明日はきっと虹が見える

モブタツ

2ー8

  コーヒーの香りが漂う部屋の中、私は彼女の前に座っている。何分続いているか分からないこの空白の時間は、私の心を整理させるには充分過ぎるくらいに長いものであった。
「お姉ちゃんは元気?」
  そんな何でもない話題が、真っ白の時間に色をつける。
「お母さん?全然元気だよ。肺の調子も良いみたいでね。でも、最近は絵を描かないんだよ…」
「お姉ちゃんは気が向かないと絵を描かないしねぇ。最近はどこにも出かけてないし、とにかく描く機会がないんでしょ」
  今度どこか遠くに行ったら写真でも撮ってきてあげなよ。なんて不思議な提案を呑み、コーヒーに口をつけた。
「そっかぁ…菜乃花ちゃんもコーヒーを飲むようになったかぁ…しかも、砂糖もミルクも入れずに。大人になったなぁ…」
「からかわないでよ。それに…おばさんの息子だってうちと同い年なんだから、そんなに驚くことないでしょ」
「私、まだおばさんって呼ばれる歳じゃないんだけど!」
  これが、いつもの流れ。おばさん、と話題を切り出せば、最初は必ずこう言ってくる。
「はいはい。ごめんごめん。あ、これもらっていい?」
「どうぞどうぞ」
  テーブルの中心に置いてある小さな入れ物の中から、さらに小さいクッキーを取り出す。
「美優の手作りだよ」
  形が少し歪なのはそういうことか。でも、私よりは全然上手だろう。私はパンしか焼けないから。
「菜乃花ちゃん、今日ここに来たのには、何か理由があるんでしょ?じゃないと連絡なんてわざわざしないだろうし」
  部屋の内装に似た彼女の落ち着いた態度は、私のちっぽけな考えなんてものは全てお見通しだと言っているようだ。どこか、心の準備をしているようにも見える。
「あいつの」
  …たまには、名前で呼ぼう。
「……健斗の、ことなんだけど」
「恋でもしたの?」
「うちは従兄弟に恋なんてしない。あんなスケべ、絶対無理!」
  …と、彼女の言葉に流されてはいけない。
  こほん、と一呼吸。
「健斗のことで、今日は聞きたいことがあって来ました」
  意表を突かれた。という表情はしない。最初から分かっていたような、柔らかい表情。
「健斗が、どうかしたの?」
  それでも、台本を読むようにそんなことを言ってきた。
「健斗は…うちやエミちゃんに隠してることがあると思うんだよね」
  隠していること…と、彼女は繰り返す。
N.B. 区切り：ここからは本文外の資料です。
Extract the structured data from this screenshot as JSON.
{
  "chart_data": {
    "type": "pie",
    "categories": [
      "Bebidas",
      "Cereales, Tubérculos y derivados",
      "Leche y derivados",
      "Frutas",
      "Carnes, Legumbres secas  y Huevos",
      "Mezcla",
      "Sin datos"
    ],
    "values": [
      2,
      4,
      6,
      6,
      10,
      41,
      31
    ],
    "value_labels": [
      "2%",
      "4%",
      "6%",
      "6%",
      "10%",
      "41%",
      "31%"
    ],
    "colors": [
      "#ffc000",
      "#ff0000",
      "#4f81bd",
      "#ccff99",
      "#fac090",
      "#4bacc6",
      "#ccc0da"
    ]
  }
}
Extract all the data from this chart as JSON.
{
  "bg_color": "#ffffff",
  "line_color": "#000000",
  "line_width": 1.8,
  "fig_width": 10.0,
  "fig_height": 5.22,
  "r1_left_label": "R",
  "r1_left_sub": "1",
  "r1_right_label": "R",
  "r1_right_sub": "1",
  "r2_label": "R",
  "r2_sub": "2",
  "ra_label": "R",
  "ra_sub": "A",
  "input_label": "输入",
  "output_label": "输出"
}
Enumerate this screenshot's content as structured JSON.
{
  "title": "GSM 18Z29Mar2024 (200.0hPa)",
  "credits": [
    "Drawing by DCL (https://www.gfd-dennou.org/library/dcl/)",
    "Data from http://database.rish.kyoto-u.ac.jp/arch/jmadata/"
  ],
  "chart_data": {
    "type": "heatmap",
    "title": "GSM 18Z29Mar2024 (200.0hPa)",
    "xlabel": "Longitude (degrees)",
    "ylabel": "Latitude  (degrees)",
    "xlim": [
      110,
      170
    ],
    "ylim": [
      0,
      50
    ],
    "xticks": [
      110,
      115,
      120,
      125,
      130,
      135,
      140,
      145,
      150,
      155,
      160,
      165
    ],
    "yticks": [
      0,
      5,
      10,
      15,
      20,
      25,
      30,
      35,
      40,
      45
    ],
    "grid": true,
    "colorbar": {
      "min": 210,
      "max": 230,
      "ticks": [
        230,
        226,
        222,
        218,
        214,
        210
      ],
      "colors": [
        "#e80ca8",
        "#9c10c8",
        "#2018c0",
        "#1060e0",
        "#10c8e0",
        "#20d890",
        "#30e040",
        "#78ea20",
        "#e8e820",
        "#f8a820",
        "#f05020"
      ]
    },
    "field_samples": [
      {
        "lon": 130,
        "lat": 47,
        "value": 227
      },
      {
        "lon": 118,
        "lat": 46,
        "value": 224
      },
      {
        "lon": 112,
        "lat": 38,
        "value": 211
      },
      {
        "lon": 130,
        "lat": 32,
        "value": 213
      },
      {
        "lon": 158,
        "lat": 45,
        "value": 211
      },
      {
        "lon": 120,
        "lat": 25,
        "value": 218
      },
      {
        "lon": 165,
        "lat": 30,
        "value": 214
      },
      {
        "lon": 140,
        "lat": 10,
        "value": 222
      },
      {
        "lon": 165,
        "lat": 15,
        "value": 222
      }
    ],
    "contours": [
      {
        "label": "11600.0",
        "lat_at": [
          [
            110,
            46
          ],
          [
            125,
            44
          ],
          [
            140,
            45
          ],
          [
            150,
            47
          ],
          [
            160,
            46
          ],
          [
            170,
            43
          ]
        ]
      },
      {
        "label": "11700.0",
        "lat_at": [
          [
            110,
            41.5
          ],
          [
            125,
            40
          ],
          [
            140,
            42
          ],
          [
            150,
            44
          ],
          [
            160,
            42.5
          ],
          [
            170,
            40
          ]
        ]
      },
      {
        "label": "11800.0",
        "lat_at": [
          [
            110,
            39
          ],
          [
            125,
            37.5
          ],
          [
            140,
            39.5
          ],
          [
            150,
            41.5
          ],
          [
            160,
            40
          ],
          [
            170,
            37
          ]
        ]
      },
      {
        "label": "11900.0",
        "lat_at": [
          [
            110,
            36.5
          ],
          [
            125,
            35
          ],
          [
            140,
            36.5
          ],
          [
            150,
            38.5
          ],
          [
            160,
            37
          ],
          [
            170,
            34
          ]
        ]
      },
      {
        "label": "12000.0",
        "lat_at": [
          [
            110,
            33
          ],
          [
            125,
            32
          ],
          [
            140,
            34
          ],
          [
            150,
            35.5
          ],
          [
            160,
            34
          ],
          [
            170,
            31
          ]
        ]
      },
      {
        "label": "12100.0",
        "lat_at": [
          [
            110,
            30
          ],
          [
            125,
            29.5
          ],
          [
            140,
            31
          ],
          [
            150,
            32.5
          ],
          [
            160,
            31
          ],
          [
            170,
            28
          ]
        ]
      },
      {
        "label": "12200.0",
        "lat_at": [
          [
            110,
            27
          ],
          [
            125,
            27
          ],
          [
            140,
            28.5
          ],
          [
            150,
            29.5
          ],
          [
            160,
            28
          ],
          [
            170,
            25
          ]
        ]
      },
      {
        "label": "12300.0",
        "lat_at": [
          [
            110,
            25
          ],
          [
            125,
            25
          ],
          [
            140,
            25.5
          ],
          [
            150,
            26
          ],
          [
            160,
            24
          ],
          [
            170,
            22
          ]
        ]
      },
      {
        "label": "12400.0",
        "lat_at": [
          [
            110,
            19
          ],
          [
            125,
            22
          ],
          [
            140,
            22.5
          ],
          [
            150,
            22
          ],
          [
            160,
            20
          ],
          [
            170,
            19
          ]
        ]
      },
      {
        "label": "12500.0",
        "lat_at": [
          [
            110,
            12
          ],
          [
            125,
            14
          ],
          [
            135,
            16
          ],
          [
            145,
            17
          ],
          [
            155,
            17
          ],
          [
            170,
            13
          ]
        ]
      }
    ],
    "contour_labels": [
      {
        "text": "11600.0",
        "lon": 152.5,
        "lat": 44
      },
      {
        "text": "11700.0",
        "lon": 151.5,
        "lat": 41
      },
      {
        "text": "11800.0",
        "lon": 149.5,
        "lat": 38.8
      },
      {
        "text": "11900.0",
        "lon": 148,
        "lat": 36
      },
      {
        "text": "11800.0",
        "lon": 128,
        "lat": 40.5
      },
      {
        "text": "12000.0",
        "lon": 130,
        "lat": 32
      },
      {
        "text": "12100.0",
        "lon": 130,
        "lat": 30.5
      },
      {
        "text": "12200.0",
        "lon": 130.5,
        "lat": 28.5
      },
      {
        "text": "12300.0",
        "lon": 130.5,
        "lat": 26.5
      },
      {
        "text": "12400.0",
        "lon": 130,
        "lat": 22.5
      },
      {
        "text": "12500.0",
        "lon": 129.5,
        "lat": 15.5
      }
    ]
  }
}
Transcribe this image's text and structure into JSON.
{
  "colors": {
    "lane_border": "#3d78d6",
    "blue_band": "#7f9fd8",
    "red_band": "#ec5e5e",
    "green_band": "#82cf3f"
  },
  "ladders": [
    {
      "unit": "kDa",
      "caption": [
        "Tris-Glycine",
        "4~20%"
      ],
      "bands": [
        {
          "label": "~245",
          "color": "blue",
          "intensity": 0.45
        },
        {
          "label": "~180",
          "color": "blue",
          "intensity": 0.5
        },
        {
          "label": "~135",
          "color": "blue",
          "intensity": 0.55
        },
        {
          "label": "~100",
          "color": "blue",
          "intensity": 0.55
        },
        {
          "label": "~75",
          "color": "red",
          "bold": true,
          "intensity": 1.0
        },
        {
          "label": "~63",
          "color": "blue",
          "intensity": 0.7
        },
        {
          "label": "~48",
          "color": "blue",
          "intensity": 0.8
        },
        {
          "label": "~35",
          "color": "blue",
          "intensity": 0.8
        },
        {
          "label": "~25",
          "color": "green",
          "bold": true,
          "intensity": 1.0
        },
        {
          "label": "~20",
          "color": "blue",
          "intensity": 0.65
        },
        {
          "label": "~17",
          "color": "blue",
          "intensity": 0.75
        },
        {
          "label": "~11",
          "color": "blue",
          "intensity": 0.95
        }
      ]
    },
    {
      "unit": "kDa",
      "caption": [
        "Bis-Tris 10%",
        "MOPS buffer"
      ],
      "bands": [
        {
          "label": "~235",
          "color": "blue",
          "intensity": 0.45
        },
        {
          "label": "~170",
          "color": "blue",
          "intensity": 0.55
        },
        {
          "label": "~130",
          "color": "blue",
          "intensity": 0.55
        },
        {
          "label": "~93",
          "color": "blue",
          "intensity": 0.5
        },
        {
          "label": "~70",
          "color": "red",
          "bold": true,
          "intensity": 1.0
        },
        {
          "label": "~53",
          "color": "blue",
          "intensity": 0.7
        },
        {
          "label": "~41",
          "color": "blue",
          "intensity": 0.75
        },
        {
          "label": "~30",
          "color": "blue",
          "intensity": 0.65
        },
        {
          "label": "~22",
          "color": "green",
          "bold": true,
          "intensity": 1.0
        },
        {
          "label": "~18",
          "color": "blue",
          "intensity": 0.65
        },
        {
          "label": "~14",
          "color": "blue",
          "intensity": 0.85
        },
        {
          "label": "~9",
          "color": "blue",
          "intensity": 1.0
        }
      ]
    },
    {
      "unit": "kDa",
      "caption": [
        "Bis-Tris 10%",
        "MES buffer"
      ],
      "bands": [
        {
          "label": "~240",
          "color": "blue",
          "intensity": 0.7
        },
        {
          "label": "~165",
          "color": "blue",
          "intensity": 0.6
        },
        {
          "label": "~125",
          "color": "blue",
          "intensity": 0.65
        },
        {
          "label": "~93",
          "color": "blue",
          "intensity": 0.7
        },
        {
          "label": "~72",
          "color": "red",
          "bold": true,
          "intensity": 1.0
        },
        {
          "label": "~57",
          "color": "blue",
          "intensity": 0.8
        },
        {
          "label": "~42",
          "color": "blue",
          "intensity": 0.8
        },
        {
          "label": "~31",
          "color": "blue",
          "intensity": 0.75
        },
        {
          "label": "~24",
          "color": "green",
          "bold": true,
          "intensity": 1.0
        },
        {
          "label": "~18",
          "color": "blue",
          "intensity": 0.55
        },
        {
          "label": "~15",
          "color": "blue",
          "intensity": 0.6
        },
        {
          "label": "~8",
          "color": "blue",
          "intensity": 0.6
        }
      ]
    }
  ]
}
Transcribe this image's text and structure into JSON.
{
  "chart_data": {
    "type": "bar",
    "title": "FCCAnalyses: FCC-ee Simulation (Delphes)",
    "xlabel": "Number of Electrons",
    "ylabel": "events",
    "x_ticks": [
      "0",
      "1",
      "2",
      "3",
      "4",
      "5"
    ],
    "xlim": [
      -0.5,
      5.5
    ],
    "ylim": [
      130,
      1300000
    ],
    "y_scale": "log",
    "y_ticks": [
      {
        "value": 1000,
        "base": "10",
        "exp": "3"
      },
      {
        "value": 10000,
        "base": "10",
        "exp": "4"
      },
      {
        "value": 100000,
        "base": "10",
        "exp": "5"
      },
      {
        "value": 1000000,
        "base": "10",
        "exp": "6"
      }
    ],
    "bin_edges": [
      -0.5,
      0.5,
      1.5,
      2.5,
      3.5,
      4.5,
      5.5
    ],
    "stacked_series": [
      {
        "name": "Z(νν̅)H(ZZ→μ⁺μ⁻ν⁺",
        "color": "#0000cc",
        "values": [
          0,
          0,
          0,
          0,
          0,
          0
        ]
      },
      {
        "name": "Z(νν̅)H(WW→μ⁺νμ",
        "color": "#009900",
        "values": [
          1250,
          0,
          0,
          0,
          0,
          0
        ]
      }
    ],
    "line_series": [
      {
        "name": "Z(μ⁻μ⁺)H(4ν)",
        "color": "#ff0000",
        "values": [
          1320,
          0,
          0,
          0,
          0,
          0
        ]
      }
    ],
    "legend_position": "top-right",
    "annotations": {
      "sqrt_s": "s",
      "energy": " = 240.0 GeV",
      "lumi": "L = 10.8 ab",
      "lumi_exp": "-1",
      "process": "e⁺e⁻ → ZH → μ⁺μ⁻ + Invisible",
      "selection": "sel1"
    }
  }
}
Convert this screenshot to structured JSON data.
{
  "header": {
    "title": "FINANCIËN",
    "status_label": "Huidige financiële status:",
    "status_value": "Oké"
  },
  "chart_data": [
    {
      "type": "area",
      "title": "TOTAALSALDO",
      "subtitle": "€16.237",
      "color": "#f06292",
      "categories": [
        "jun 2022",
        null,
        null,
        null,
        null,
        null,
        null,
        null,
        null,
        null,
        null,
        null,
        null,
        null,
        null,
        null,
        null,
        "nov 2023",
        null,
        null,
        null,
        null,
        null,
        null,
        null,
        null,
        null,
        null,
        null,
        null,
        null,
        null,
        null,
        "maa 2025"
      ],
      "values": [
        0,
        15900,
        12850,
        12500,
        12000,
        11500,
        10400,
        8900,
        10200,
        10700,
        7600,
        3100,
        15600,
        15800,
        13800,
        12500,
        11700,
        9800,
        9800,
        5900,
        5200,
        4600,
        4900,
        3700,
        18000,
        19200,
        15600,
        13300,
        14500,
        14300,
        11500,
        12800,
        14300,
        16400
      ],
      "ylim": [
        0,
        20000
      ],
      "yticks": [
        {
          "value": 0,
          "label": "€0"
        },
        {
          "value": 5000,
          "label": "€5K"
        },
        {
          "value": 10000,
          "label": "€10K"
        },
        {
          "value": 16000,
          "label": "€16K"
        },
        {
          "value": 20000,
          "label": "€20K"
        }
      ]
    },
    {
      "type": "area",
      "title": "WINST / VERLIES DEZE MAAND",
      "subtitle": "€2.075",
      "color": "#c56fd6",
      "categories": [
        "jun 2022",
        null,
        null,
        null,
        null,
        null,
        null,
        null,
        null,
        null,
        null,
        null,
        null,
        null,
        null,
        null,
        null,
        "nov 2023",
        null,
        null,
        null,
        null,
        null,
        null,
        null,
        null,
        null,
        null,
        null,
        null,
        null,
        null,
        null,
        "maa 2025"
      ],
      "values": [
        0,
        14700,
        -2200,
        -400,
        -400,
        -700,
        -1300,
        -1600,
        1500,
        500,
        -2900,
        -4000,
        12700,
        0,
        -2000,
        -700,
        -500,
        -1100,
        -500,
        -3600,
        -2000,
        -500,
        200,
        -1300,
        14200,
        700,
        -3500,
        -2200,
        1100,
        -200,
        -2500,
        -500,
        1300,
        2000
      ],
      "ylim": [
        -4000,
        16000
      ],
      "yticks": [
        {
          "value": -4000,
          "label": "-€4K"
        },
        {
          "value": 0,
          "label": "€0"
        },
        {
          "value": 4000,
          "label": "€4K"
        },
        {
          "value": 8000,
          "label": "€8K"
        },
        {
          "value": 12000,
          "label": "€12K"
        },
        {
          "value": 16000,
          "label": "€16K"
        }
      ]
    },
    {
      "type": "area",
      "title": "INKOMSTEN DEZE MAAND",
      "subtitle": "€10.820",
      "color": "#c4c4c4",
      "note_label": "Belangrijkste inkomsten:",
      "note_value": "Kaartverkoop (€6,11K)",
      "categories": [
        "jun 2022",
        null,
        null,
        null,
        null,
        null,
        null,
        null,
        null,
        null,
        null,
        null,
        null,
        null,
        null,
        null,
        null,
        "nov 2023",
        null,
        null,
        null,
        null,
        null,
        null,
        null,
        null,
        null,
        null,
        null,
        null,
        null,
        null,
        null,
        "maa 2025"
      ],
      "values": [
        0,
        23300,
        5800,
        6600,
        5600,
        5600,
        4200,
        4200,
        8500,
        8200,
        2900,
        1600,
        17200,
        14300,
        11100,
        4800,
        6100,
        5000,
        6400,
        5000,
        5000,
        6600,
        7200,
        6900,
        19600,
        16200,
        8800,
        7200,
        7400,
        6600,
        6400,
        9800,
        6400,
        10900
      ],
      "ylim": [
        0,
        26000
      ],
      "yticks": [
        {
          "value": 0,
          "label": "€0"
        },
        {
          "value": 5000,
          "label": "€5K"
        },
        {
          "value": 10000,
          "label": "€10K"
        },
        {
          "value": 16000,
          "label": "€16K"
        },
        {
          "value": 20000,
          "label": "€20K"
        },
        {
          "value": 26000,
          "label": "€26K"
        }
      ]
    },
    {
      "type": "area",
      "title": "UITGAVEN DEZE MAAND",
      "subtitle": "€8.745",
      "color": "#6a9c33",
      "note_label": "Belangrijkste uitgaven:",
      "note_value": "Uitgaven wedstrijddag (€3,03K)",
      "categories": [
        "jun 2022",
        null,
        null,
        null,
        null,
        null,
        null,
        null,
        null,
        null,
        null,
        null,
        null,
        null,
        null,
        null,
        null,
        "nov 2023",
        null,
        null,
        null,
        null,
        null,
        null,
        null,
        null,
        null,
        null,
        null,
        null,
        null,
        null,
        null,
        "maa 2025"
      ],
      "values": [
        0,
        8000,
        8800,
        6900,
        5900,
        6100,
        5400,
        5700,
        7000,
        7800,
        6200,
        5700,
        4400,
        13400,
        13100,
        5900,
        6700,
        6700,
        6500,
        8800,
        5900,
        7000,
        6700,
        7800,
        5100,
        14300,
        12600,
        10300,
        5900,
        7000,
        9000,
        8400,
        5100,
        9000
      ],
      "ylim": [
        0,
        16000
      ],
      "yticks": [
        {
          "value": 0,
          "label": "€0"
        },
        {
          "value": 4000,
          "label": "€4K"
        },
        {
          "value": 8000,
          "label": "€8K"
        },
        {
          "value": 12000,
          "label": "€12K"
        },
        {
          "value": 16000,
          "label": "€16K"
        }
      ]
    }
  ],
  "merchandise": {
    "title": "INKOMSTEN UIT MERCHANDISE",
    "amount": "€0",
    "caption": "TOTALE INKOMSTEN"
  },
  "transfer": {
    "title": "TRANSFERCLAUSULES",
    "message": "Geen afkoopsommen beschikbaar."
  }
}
顎に手を当て、しばらく黙り込んだ後、ゆっくりと口を開いた。
  多分この事だろうな、と呟いてから。
「来年の今頃、健斗はもうここにはいないの」
「え………?」
  辛うじて、掠れた声が出た。
「遠くに行っちゃうのよ」
「どこに?」
「それはまだ内緒」
「…いつ頃になるの?」
「今年中になるかもしれないし、来年になるかもしれない」
  母親からしても、やはり寂しいものなのだろうか。
  彼女の目は少しだけ潤いを増している気がする。
「あいつがうちに言う可能性は?」
「…多分、ゼロだと思う。」
「なんであいつは黙ってるの?」
「…ただ単に…言いたくないだけなんじゃないかな」
  それなのに、なぜおばさんの口からは簡単に言えたのだろうか。
「友達とかには言ってもいいけど、本人にだけは絶対に問いたださないこと」
  おばさんの言葉には何か裏があるように聞こえる。いや、裏がある。確実に。
「…分かった。1人だけ、伝えたい人がいる。その人にだけ教えるよ。でも、いつかは本人から話してもらう。別に特別な意味はないけど…なんか、あいつに隠し事されてると思うと腹がたつからさ」
「ふふふ。ほんと、菜乃花ちゃんは健斗のこと好きなんだね」
「好きなんかじゃないから!」
  私の嫌な予感は、見事に的中してしまっていた。